3Si l’on doutait du sérieux de l’information de Grégoire, les fouilles subaquatiques les plus récentes viendraient confirmer ses dires – ainsi celles de l’épave de La Palud face à l’île de Port-Cros (datée de la seconde moitié du VIe siècle), dont le fret était constitué d’amphores d’origine africaine ayant contenu de l’huile ou du garum, et d’amphores d’origine orientale ayant contenu du vin2.
4En racontant l’histoire du juif Priscus, familier du roi mérovingien Chilpéric, et des projets de mariage qu’il formait pour son fils avec une Massiliensis Hebraea (Historiae VI 5 et 17), Grégoire de Tours donne une idée de la façon dont ces cargaisons étaient redistribuées dans l’hinterland gaulois du port phocéen : sans doute existait-il entre les ports de la Méditerranée et les grandes villes de la Gaule septentrionale, en l’occurrence Paris, tout un réseau de distribution dont les animateurs, d’origine orientale en l’occurrence, doublaient éventuellement leurs correspondances marchandes par des relations personnelles ou des alliances matrimoniales.

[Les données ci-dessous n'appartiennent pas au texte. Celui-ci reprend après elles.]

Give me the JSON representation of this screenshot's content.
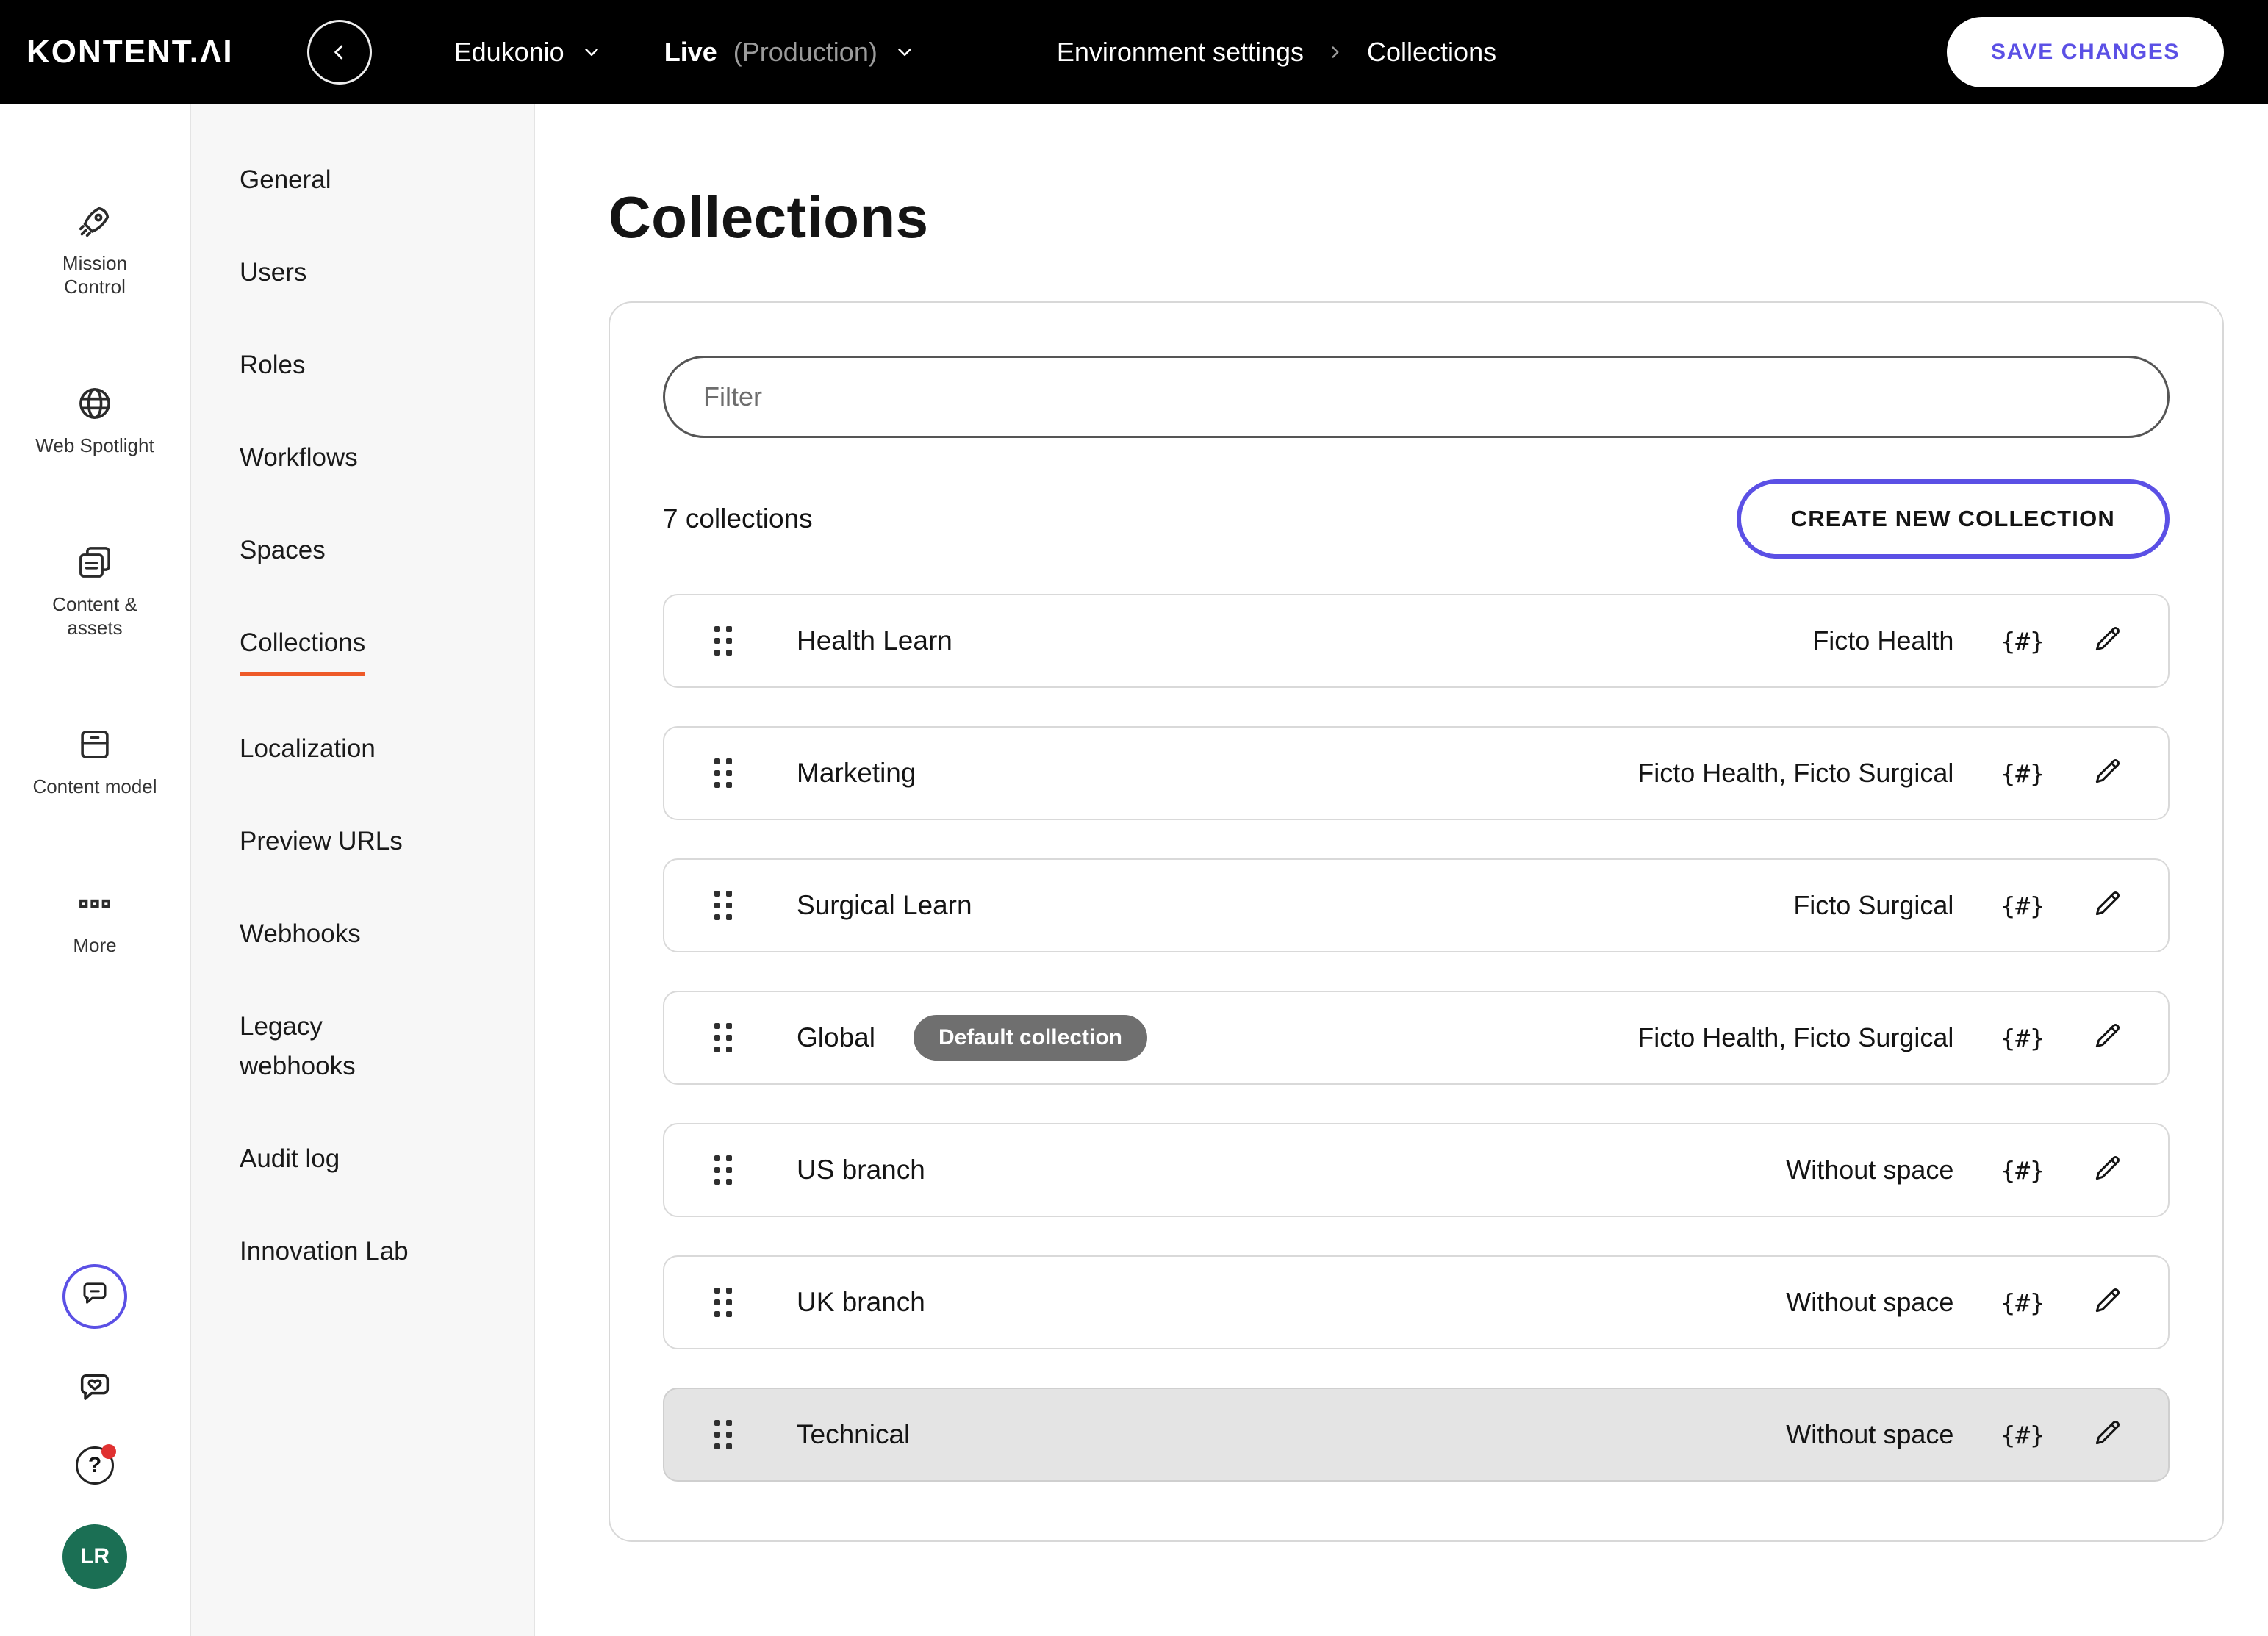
{
  "colors": {
    "topbar": "#000000",
    "accent": "#5b50e5",
    "underline": "#ee5a29",
    "avatar": "#1b6f54",
    "badge": "#6f6f6f"
  },
  "topbar": {
    "logo": "KONTENT.ΛI",
    "project": "Edukonio",
    "environment": "Live",
    "environment_suffix": "(Production)",
    "breadcrumb_parent": "Environment settings",
    "breadcrumb_current": "Collections",
    "save_button": "SAVE CHANGES"
  },
  "rail": {
    "items": [
      {
        "label": "Mission Control",
        "icon": "rocket-icon"
      },
      {
        "label": "Web Spotlight",
        "icon": "globe-icon"
      },
      {
        "label": "Content & assets",
        "icon": "content-assets-icon"
      },
      {
        "label": "Content model",
        "icon": "content-model-icon"
      },
      {
        "label": "More",
        "icon": "more-icon"
      }
    ],
    "avatar": "LR"
  },
  "settings_nav": {
    "items": [
      "General",
      "Users",
      "Roles",
      "Workflows",
      "Spaces",
      "Collections",
      "Localization",
      "Preview URLs",
      "Webhooks",
      "Legacy webhooks",
      "Audit log",
      "Innovation Lab"
    ],
    "active": "Collections"
  },
  "main": {
    "title": "Collections",
    "filter_placeholder": "Filter",
    "count_label": "7 collections",
    "create_button": "CREATE NEW COLLECTION",
    "default_badge": "Default collection",
    "codename_glyph": "{#}",
    "collections": [
      {
        "name": "Health Learn",
        "spaces": "Ficto Health"
      },
      {
        "name": "Marketing",
        "spaces": "Ficto Health, Ficto Surgical"
      },
      {
        "name": "Surgical Learn",
        "spaces": "Ficto Surgical"
      },
      {
        "name": "Global",
        "spaces": "Ficto Health, Ficto Surgical",
        "default": true
      },
      {
        "name": "US branch",
        "spaces": "Without space"
      },
      {
        "name": "UK branch",
        "spaces": "Without space"
      },
      {
        "name": "Technical",
        "spaces": "Without space",
        "selected": true
      }
    ]
  }
}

5Du coup, on ne s’étonne pas que les moines de Saint-Denis se soient fait octroyer un demi-siècle plus tard, dans le deuxième quart du VIIe siècle, par Dagobert, leur grand bienfaiteur, une rente annuelle de la valeur de cent sous sur le cellarium fisci de Marseille, et le droit de s’y ravitailler en huile, pour le luminaire de leur église, sans y payer le moindre tonlieu3.
6Or on apprend que si ces privilèges ont encore été renouvelés en 691, les moines de Saint-Denis les échangèrent en 694 auprès du roi Clovis IV contre la villa berrichonne de Nassigny4. Outre qu’on tient ici un signe probable du progressif étiolement du commerce méditerranéen, on peut penser que l’intérêt des moines de Saint-Denis était désormais ailleurs, qu’il était maintenant tout entier tourné vers le Nord. Depuis 634-635 en effet, ils avaient pu, grâce à un privilège du même Dagobert, organiser chaque année à la Saint-Denis (9 octobre), aux portes mêmes de leur monastère, une foire aux vins ; et dès la deuxième moitié du VIIe siècle, cette foire était régulièrement visitée par les Anglo-Saxons venus de Grande-Bretagne, auxquels s’ajouteraient bientôt les Frisons des bouches du Rhin5.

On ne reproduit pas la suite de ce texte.